The combat aspect includes various game modes, including capture the flag, king of the hill, domination, and deathmatch, to name a few.
Players start by building their base, tanks, and gear and can then battle other players alone or in groups to gain control of world resources. Players can not only choose from different classes of tanks but can also customize them to their gameplay style, Reed said.
Each tank holds a crew of five, which can be recruited or unlocked — the gunner, the loader, the radio operator, the driver, and the commander.
The gameplay is realistic with destroyable environmental elements — buildings can blow up, and trees can be destroyed. At the same time, however, the Dota-like gameplay is also exaggerated.
The game uses the Unity and Photon Quantum engines, which makes its Esports compatible — it can support instant replays, spectator modes, and more, Reed said.

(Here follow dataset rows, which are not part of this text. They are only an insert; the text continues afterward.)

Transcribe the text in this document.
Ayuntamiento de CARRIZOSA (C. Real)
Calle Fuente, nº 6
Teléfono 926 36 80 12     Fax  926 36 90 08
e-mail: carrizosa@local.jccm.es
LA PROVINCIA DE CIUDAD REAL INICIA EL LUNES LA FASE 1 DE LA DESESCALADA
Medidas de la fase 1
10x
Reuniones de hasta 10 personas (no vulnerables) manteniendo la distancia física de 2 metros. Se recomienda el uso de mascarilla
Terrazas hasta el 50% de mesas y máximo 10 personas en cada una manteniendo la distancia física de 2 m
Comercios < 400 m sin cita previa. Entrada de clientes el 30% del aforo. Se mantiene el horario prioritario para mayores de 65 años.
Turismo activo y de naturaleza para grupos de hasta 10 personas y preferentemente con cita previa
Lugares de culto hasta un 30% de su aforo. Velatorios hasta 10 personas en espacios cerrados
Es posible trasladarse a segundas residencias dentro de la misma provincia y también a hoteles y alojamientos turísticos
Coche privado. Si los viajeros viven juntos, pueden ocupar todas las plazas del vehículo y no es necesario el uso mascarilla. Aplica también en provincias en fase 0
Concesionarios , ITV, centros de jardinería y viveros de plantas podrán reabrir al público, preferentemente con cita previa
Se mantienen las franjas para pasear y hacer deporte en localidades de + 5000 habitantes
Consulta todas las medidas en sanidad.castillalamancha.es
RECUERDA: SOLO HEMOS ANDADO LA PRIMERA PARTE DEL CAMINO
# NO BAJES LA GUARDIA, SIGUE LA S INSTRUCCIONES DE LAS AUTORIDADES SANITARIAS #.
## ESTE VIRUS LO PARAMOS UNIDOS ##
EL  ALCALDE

According to Reed, every crew member and tank has a clear progression path to keep players engaged. In addition, these characters and assets also have special abilities that can be unlocked and upgraded.
How War Park is balanced
In free-to-play models, it is often challenging to maintain game balance. Reed explained:
“A lot of us come from the free-to-play mobile space. And that’s a huge design consideration of free-to-play because if you create a competitive experience, and then you make it so that someone can pay to win, you’re going to ruin the experience.”
Therefore, War Park players cannot just invest money and become the top champions. Instead, war Park players can only purchase and own things that assist with their economic and player progression, Reed said.

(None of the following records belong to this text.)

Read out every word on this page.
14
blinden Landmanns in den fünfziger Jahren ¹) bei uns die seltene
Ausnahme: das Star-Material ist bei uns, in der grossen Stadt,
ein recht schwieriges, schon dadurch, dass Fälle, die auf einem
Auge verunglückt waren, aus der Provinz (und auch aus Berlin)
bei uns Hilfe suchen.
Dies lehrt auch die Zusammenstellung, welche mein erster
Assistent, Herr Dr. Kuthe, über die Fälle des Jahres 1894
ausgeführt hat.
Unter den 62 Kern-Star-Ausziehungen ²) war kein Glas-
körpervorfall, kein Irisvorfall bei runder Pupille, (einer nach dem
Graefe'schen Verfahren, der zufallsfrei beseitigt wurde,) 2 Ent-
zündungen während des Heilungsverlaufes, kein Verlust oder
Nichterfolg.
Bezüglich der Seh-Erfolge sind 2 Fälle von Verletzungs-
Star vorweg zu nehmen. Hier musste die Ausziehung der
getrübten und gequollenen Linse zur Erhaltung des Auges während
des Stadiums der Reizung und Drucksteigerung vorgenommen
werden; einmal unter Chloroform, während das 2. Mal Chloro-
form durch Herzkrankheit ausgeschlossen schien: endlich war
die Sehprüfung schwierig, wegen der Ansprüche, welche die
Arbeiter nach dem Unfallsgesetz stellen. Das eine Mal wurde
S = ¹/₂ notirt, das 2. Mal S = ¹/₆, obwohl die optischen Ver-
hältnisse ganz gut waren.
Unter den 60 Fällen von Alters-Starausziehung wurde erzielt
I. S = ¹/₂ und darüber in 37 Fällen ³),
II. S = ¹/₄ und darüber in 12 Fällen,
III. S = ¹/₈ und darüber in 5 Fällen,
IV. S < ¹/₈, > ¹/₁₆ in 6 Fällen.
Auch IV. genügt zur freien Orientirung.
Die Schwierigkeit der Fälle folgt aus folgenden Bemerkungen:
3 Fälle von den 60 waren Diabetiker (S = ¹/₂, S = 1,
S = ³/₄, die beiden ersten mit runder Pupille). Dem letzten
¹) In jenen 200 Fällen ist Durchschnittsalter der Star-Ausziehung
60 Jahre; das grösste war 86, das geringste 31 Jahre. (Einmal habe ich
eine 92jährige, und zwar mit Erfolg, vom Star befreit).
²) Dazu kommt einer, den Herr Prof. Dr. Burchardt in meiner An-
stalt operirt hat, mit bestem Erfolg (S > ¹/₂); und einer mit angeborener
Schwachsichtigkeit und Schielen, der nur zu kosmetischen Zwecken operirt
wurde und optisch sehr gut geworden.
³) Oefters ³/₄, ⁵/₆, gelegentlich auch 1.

Players earn activity points paid out at the end of each day — the higher the activity points, the higher the payout. In addition, certain tanks that are rarer and have higher abilities help players earn more points.

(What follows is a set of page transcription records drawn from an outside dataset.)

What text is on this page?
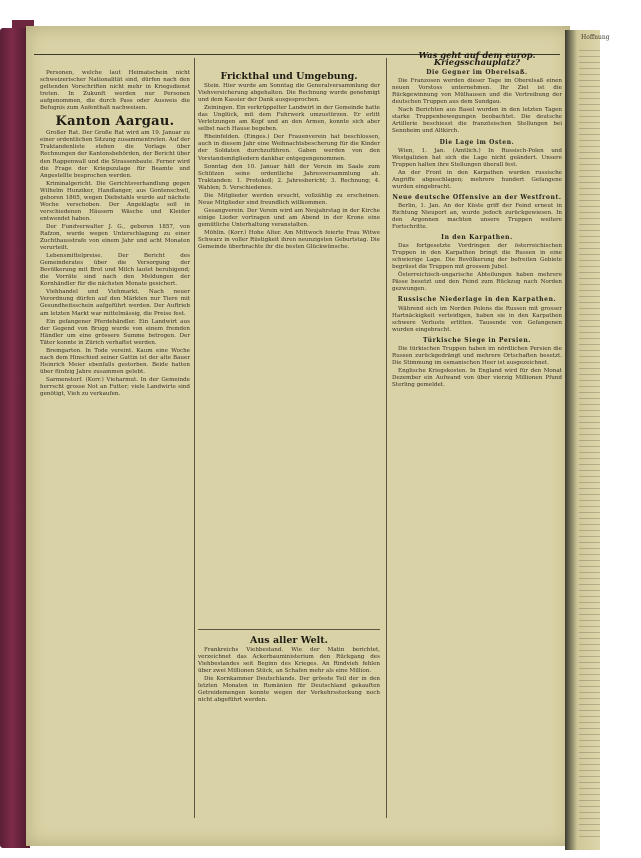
Hoffnung

Personen, welche laut Heimatschein nicht schweizerischer Nationalität sind, dürfen nach den geltenden Vorschriften nicht mehr in Kriegsdienst treten. In Zukunft werden nur Personen aufgenommen, die durch Pass oder Ausweis die Befugnis zum Aufenthalt nachweisen.

Kanton Aargau.

Großer Rat. Der Große Rat wird am 19. Januar zu einer ordentlichen Sitzung zusammentreten. Auf der Traktandenliste stehen die Vorlage über Rechnungen der Kantonsbehörden, der Bericht über den Rappenwall und die Strassenbaute. Ferner wird die Frage der Kriegszulage für Beamte und Angestellte besprochen werden.

Kriminalgericht. Die Gerichtsverhandlung gegen Wilhelm Hunziker, Handlanger, aus Gontenschwil, geboren 1865, wegen Diebstahls wurde auf nächste Woche verschoben. Der Angeklagte soll in verschiedenen Häusern Wäsche und Kleider entwendet haben.

Der Fundverwalter J. G., geboren 1857, von Rafzon, wurde wegen Unterschlagung zu einer Zuchthausstrafe von einem Jahr und acht Monaten verurteilt.

Lebensmittelpreise. Der Bericht des Gemeinderates über die Versorgung der Bevölkerung mit Brot und Milch lautet beruhigend; die Vorräte sind nach den Meldungen der Kornhändler für die nächsten Monate gesichert.

Viehhandel und Viehmarkt. Nach neuer Verordnung dürfen auf den Märkten nur Tiere mit Gesundheitsschein aufgeführt werden. Der Auftrieb am letzten Markt war mittelmässig, die Preise fest.

Ein gefangener Pferdehändler. Ein Landwirt aus der Gegend von Brugg wurde von einem fremden Händler um eine grössere Summe betrogen. Der Täter konnte in Zürich verhaftet werden.

Bremgarten. In Tode vereint. Kaum eine Woche nach dem Hinschied seiner Gattin ist der alte Bauer Heinrich Meier ebenfalls gestorben. Beide hatten über fünfzig Jahre zusammen gelebt.

Sarmenstorf. (Korr.) Vieharmut. In der Gemeinde herrscht grosse Not an Futter; viele Landwirte sind genötigt, Vieh zu verkaufen.

Frickthal und Umgebung.

Stein. Hier wurde am Sonntag die Generalversammlung der Viehversicherung abgehalten. Die Rechnung wurde genehmigt und dem Kassier der Dank ausgesprochen.

Zeiningen. Ein verkrüppelter Landwirt in der Gemeinde hatte das Unglück, mit dem Fuhrwerk umzustürzen. Er erlitt Verletzungen am Kopf und an den Armen, konnte sich aber selbst nach Hause begeben.

Rheinfelden. (Einges.) Der Frauenverein hat beschlossen, auch in diesem Jahr eine Weihnachtsbescherung für die Kinder der Soldaten durchzuführen. Gaben werden von den Vorstandsmitgliedern dankbar entgegengenommen.

Sonntag den 10. Januar hält der Verein im Saale zum Schützen seine ordentliche Jahresversammlung ab. Traktanden: 1. Protokoll; 2. Jahresbericht; 3. Rechnung; 4. Wahlen; 5. Verschiedenes.

Die Mitglieder werden ersucht, vollzählig zu erscheinen. Neue Mitglieder sind freundlich willkommen.

Gesangverein. Der Verein wird am Neujahrstag in der Kirche einige Lieder vortragen und am Abend in der Krone eine gemütliche Unterhaltung veranstalten.

Möhlin. (Korr.) Hohe Alter. Am Mittwoch feierte Frau Witwe Schwarz in voller Rüstigkeit ihren neunzigsten Geburtstag. Die Gemeinde überbrachte ihr die besten Glückwünsche.

Aus aller Welt.

Frankreichs Viehbestand. Wie der Matin berichtet, verzeichnet das Ackerbauministerium den Rückgang des Viehbestandes seit Beginn des Krieges. An Rindvieh fehlen über zwei Millionen Stück, an Schafen mehr als eine Million.

Die Kornkammer Deutschlands. Der grösste Teil der in den letzten Monaten in Rumänien für Deutschland gekauften Getreidemengen konnte wegen der Verkehrsstockung noch nicht abgeführt werden.

Was geht auf dem europ. Kriegsschauplatz?
Die Gegner im Oberelsaß.

Die Franzosen werden dieser Tage im Oberelsaß einen neuen Vorstoss unternehmen. Ihr Ziel ist die Rückgewinnung von Mülhausen und die Vertreibung der deutschen Truppen aus dem Sundgau.

Nach Berichten aus Basel wurden in den letzten Tagen starke Truppenbewegungen beobachtet. Die deutsche Artillerie beschiesst die französischen Stellungen bei Sennheim und Altkirch.

Die Lage im Osten.

Wien, 1. Jan. (Amtlich.) In Russisch-Polen und Westgalizien hat sich die Lage nicht geändert. Unsere Truppen halten ihre Stellungen überall fest.

An der Front in den Karpathen wurden russische Angriffe abgeschlagen; mehrere hundert Gefangene wurden eingebracht.

Neue deutsche Offensive an der Westfront.

Berlin, 1. Jan. An der Küste griff der Feind erneut in Richtung Nieuport an, wurde jedoch zurückgewiesen. In den Argonnen machten unsere Truppen weitere Fortschritte.

In den Karpathen.

Das fortgesetzte Vordringen der österreichischen Truppen in den Karpathen bringt die Russen in eine schwierige Lage. Die Bevölkerung der befreiten Gebiete begrüsst die Truppen mit grossem Jubel.

Österreichisch-ungarische Abteilungen haben mehrere Pässe besetzt und den Feind zum Rückzug nach Norden gezwungen.

Russische Niederlage in den Karpathen.

Während sich im Norden Polens die Russen mit grosser Hartnäckigkeit verteidigen, haben sie in den Karpathen schwere Verluste erlitten. Tausende von Gefangenen wurden eingebracht.

Türkische Siege in Persien.

Die türkischen Truppen haben im nördlichen Persien die Russen zurückgedrängt und mehrere Ortschaften besetzt. Die Stimmung im osmanischen Heer ist ausgezeichnet.

Englische Kriegskosten. In England wird für den Monat Dezember ein Aufwand von über vierzig Millionen Pfund Sterling gemeldet.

War Park also has a battle rating system that ensures that all players are matched with players of the same experience level, ensuring the game remains balanced. Even the world maps are balanced, containing only 20 bases belonging to players of the same level.
Blockchain and game ownership
War Park has partnered with Openloot, a Web3 game launching platform with an NFT marketplace on Ethereum. Openloot reduces the barrier to entry by cutting down the tedious process of loading crypto into a wallet, buying NFTs from an external marketplace, and porting them into a game. Openloot users can start playing and trading NFTs from the same platform.
War Park has three types of NFTs: base or land NFTs, building NFTs, and blueprint NFTs. First, users can purchase the base NFTs to own land and expand their base. Then, players place the building NFTs inside the base, each of which serves different purposes like research or tank building.
Since tanks and gears can degrade or get blown up over time, they have a foundational blueprint for NFT. These blueprints can be used to recreate the tanks and equipment they represent at any time.
It is important to note that players can start enjoying War Park for free since the resources and assets to start are freely available. Players can also earn enough in-game points to purchase NFTs, Reed said, allowing users to own a piece of the game without investing money. He added that this could also help players get acquainted and curious about cryptocurrencies and NFTs.
“One of our big philosophies when we designed this game is building the game for everyone. And we think that having a free-to-play experience on Web3 should be for everyone.
So creating an on-ramp into the experience that doesn’t require any asset ownership or currencies or anything like that but at the same time creating opportunities to have deep and meaningful ownership in the game [is important].”
For crypto critics, “who might be a little reserved around web3 or crypto gaming in general,” War Park can demonstrate that there are smaller opportunities to own assets and participate in the game,” Reed added.
By making it easier to participate in NFT games, War Park could also open an avenue for Web3 adoption.